Standar emisi forklift bahan bakar fokus pada pengendalian polutan knalpot. Sebagai mesin bergerak non-jalan bertenaga bahan bakar, forklift bahan bakar menghasilkan polutan pembuangan seperti karbon monoksida, nitrogen oksida, dan partikel selama operasi. Negara telah merumuskan standar emisi tahap yang jelas untuk peralatan tersebut, dan persyaratan batas untuk berbagai polutan pada tahap yang berbeda secara bertahap lebih ketat. Dalam verifikasi perlindungan lingkungan pabrik, inspektur akan fokus pada memeriksa apakah forklift bahan bakar memenuhi standar tahap emisi saat ini, apakah itu memegang laporan uji knalpot yang valid, dan dalam beberapa skenario, pengambilan sampel gas buang di tempat akan dilakukan untuk memastikan bahwa emisi gas buang memenuhi standar.
Keuntungan emisi forklift listrik tercermin dalam tidak adanya polusi gas ekor. Forklift listrik mengandalkan energi listrik untuk mengemudi, dan tidak akan secara langsung menghasilkan emisi gas buang selama operasi, sehingga tidak perlu memenuhi standar emisi gas buang forklift bahan bakar. Namun, kepatuhan lingkungan terhadap forklift listrik tidak terbatas pada operasi. Dalam verifikasi perlindungan lingkungan di area pabrik, ia akan fokus pada seluruh siklus hidup pengelolaan perlindungan lingkungan baterainya, termasuk apakah baterai bekas didaur ulang dan dibuang oleh lembaga profesional yang memenuhi syarat, dan apakah akun daur ulang baterai lengkap dibuat untuk menghindari polusi tanah atau air yang disebabkan oleh logam berat dan zat lain di dalam baterai.

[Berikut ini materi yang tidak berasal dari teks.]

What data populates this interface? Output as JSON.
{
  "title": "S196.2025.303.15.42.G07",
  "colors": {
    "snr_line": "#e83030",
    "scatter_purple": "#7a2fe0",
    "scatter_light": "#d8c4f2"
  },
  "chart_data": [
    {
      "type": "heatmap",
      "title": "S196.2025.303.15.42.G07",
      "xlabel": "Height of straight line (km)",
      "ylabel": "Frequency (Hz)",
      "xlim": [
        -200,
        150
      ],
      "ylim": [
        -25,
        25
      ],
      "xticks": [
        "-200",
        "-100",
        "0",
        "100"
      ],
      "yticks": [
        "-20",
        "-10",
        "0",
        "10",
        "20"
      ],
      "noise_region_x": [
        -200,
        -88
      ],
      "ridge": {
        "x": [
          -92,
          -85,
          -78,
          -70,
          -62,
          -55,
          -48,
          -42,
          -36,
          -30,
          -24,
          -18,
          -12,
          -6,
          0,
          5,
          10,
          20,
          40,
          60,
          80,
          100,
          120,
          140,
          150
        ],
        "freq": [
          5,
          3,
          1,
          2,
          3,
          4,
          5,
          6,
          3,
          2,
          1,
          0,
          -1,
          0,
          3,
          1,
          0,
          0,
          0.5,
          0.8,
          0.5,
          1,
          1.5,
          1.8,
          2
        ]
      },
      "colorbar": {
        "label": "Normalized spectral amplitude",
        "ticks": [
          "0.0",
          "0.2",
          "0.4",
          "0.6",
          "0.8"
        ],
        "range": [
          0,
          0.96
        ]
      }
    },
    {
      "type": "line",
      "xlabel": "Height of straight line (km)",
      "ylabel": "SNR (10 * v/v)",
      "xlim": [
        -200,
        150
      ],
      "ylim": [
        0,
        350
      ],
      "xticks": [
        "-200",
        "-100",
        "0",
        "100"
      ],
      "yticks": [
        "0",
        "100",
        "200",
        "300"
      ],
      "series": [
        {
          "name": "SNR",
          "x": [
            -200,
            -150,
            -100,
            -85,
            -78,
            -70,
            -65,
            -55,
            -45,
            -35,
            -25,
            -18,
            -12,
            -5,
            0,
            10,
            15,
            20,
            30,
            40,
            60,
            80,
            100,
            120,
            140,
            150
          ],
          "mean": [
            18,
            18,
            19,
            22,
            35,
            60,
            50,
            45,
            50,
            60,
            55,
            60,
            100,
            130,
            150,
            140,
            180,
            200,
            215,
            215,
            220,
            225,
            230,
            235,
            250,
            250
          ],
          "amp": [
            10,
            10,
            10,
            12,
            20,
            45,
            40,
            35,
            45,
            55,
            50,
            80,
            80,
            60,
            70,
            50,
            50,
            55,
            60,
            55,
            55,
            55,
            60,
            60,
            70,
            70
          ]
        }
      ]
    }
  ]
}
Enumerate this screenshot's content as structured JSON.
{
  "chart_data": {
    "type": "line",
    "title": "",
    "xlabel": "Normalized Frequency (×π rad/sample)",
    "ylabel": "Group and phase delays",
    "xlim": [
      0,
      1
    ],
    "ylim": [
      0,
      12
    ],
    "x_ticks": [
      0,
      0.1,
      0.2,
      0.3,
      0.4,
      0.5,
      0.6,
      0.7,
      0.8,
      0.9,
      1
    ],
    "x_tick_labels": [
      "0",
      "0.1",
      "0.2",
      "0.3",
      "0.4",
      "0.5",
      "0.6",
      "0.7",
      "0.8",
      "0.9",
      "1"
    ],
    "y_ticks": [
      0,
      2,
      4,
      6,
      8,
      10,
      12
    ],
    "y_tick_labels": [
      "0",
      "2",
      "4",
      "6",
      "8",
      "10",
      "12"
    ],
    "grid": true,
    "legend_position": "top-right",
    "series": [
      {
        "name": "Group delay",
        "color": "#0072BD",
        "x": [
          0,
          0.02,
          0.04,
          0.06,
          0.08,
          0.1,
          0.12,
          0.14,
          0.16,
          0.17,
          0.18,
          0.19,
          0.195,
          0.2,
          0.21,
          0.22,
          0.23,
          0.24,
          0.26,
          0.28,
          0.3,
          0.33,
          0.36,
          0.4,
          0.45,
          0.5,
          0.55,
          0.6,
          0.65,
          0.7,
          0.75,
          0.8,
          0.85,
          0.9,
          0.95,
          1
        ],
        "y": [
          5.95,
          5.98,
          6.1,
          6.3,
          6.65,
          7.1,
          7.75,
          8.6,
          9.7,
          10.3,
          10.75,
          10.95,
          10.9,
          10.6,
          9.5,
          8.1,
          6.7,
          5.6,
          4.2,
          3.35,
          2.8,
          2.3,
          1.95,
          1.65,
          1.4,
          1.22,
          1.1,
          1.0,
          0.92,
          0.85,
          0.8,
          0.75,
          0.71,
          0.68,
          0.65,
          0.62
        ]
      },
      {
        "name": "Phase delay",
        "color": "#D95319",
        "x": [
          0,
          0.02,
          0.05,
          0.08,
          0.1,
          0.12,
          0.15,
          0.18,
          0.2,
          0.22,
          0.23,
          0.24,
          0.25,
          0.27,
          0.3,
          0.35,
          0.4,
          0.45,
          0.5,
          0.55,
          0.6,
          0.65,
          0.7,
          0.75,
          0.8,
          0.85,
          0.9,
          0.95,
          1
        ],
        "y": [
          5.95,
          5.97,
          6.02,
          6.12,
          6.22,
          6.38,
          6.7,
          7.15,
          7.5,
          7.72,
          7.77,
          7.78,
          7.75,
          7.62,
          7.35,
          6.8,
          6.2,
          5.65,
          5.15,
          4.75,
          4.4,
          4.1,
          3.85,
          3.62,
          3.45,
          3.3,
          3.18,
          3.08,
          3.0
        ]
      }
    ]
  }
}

Dalam tautan khusus verifikasi perlindungan lingkungan di area pabrik, fokus verifikasi kedua jenis forklift juga berbeda. Untuk forklift bahan bakar, inti verifikasi berkisar pada kepatuhan emisi gas buang, yang melibatkan validitas laporan pengujian, pemeliharaan peralatan, dll.; untuk forklift listrik, verifikasi bias terhadap standarisasi pembuangan perlindungan lingkungan baterai untuk memastikan bahwa seluruh proses dari penggunaan peralatan hingga memo memenuhi persyaratan perlindungan lingkungan. Perusahaan harus memilih jenis forklift secara wajar sesuai dengan kebutuhan operasional mereka sendiri, dikombinasikan dengan standar verifikasi perlindungan lingkungan, dan melakukan pekerjaan yang baik dalam manajemen kepatuhan yang sesuai untuk memastikan bahwa perlindungan lingkungan pabrik memenuhi standar.